Mailey believes that Powell will take the “middle way”: he acknowledges fears of growth, but will continue the course to raise interest rates.
“We have a situation where Powell and the Fed have mistaken that inflation is transient, so they have to raise interest rates, otherwise they will lose confidence.
However, “the market now believes that the Fed will not be as aggressive as they were even a month ago.” Mali believes an increase of 50 basis points in March is unlikely.

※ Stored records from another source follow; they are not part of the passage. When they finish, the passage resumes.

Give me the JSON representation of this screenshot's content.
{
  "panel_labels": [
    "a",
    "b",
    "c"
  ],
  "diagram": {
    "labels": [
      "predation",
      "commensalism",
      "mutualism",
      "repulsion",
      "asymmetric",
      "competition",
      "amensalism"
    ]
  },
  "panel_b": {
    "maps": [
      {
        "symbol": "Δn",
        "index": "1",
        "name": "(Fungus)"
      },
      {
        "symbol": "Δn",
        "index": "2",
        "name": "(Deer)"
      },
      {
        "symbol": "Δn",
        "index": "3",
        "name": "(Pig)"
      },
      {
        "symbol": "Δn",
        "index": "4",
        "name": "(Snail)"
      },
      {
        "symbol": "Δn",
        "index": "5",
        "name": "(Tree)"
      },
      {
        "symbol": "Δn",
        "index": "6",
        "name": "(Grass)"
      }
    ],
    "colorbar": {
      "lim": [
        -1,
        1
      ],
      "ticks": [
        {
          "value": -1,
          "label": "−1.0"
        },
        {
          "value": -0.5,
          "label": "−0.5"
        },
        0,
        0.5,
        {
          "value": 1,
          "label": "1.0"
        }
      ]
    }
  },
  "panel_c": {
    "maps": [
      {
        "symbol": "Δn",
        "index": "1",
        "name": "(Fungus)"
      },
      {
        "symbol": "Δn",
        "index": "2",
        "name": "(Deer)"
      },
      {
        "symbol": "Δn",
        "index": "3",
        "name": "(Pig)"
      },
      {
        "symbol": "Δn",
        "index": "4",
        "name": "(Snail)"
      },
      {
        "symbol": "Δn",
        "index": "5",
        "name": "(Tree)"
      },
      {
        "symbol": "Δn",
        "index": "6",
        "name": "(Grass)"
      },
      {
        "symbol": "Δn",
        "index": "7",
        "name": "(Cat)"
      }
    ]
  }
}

He says the central bank will make 25 basis points in March, but they will leave at least four more table increases for the year.
Mali is particularly concerned about signals from the bond market and what it suggests for potentially lower growth.
“Yields are much lower than they were last Thursday when the war broke out, but the stock market is no lower. Someone is wrong, either the bond market or the stock market. growth. “
The problem for stocks: Lower growth means lower profits
Shares are driven by a combination of three factors: dividend growth, profit growth and market ratio (price-earnings ratio), which is a reflection of how much investors are willing to spend on future earnings.
Almost all of the stock’s decline this year is due to multiple compression: the S&P 500 is down nearly 10 percent, while the market multiplier has also fallen about 10 percent, from about 21.1 to about 19.1.
At the same time, the distribution of dividends has slightly increased, while earnings expectations remain roughly the same.
Analysts expect earnings growth of 7.8% for the S&P 500 in 2022, just below expectations of 8.4% at the beginning of the year, according to Refinitiv.
Others express the same concern as Mali: that the crisis in Ukraine and its subsequent inflation will take a second step down stocks.
Nick Reich of The Earnings Scout notes that this second step down may not be due to a downturn in the market, but to a real downturn in earnings forecasts because rising Fed interest rates will slow the economy.
“We don’t know how long the Fed will need to raise interest rates to curb inflation,” Reich told customers. “While some companies forecast eight interest rate hikes this year, our study shows that four hikes will stop inflation. This is good news. The bad news is that it will probably come at the expense of future growth. “
“In the next few months, there is likely to be a fear of growth,” he said.
You may even start hearing the “R word” [recession]which shares are not discounted. “Reich noted that if estimates in the second half remain stable in the coming months,” we could become less bearish or even bullish. “
Furthermore, we also do not know how long the war in Ukraine will last and what economic sanctions they will have on the economy.
“The question is, how does the Federal Reserve create a soft landing?” Mali asked me. “It’s not clear if they can.”